An alternative explanation for the systematic height variation of normalized vertical velocity variance in the near-neutral surface layer

A systematic variation of the normalized vertical velocity, (s_w)/u_* with height above the ground was observed in the near neutral atmospheric surface layer by Högström (1990). He found that the data collapsed remarkably well when the height was normalized with a length scale proportional to the friction velocity u_*. He interpreted this result as an effect of boundary-layer-scale, 'inactive' turbulence, implying that the scale length should be equivalent to the height of the neutral boundary layer. Analysis of data from several field experiments since have given results in remarkable agreement with the data in Högström (1990). It appears, however, that the interpretation of the mechanism responsible for the variation with height of (s_w)/u_* is likely to be different from that originally proposed by Högström. Thus, there are other possible length scales than the height of the entire near-neutral boundary layer which are also proportional to u_*.

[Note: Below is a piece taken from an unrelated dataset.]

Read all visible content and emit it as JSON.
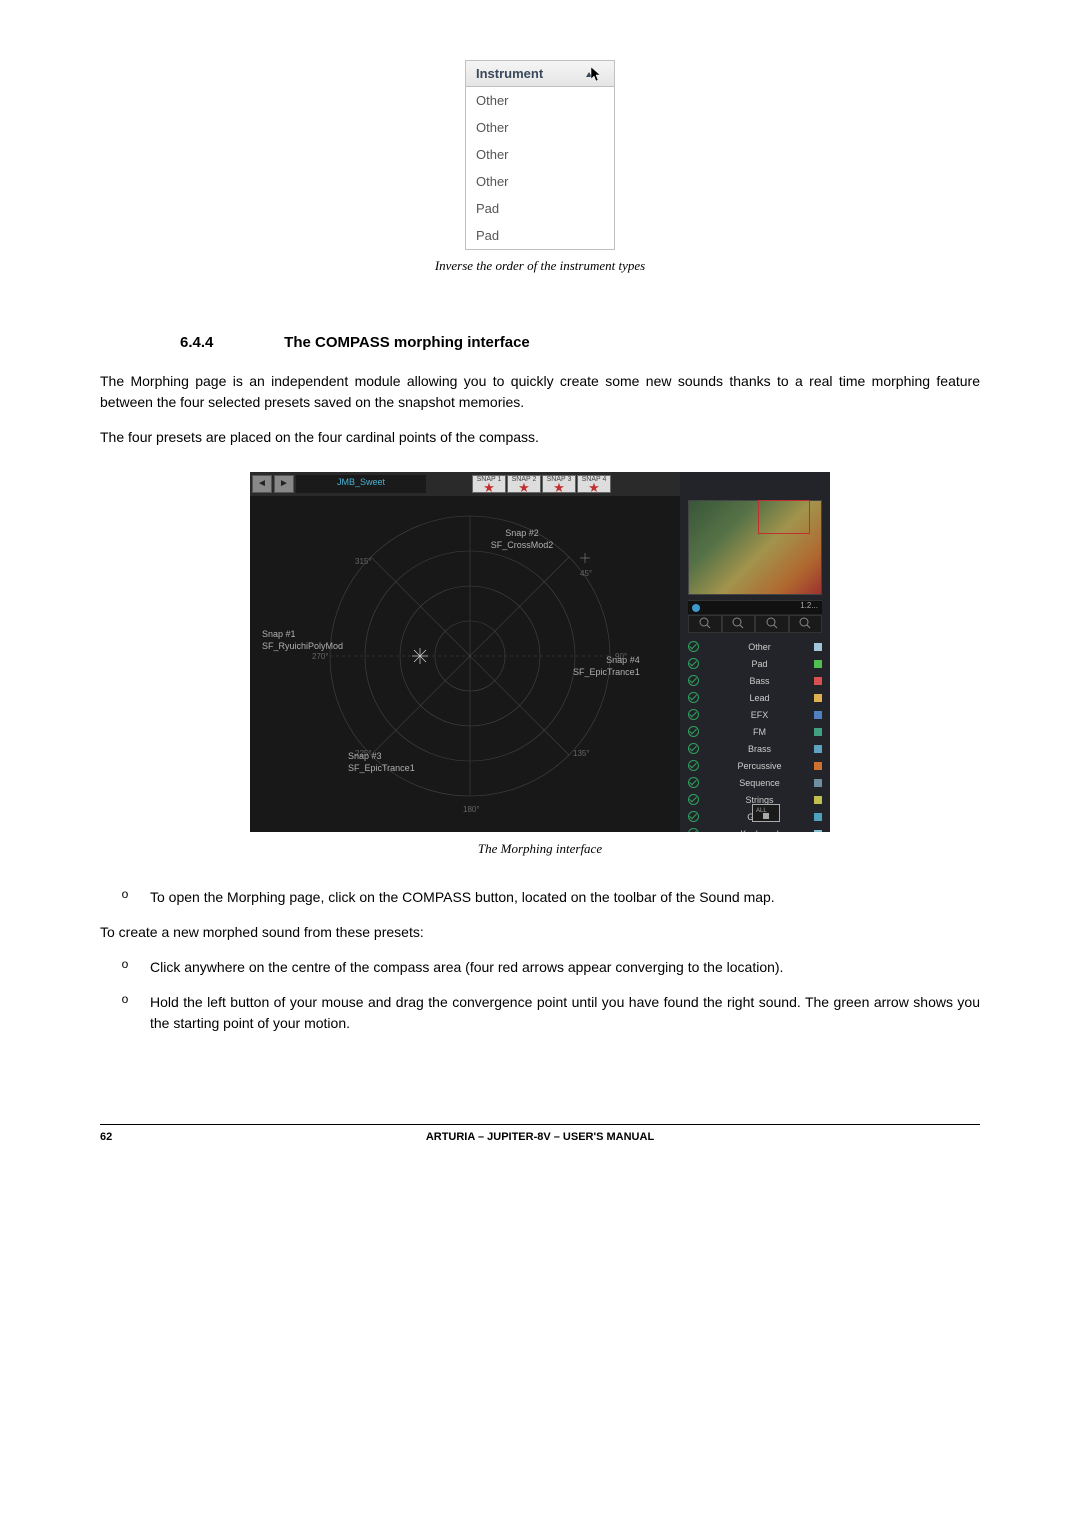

In a recent paper, Hunt and Morrison (2000) argue that the very high Reynolds number neutral boundary layer is to a large extent controlled by 'top-down' processes as opposed to what is known to be the case for moderately high Reynolds number boundary layers. This means that high velocity downdrafts or 'sweeps' play a significant role for the turbulence dynamics of the atmospheric surface layer. As the sweeps impinge on the surface, the vertical velocity component becomes blocked by the surface, and the corresponding vertical velocity variance caused by the sweeps becomes: (s_wo)²(z/L₀)^2/3. Here (s_wo)² is the vertical velocity variance in the layer just above the surface layer and L₀ the corresponding length scale. But the local shear in the surface layer also produces vertical velocity fluctuations, which means that the expression for the total normalized velocity variance becomes: (s_w)²=u_*² + (s_wo)²(z/L₀)^2/3.

A previous experimental study by Högström and Bergström (1996) showed that during near-neutral conditions the mean duration of sweeps in the surface layer varies systematically with height but is independent of wind speed or, equivalently, friction velocity. But from this constant time scale Dt it is possible to construct a length scale, which is Au_*Dt, where A=constant. It is argued that L₀=Au_*Dt. It is shown that the experimental data support this model very well, with A and Dt taken from the paper by Högström and Bergström (1996).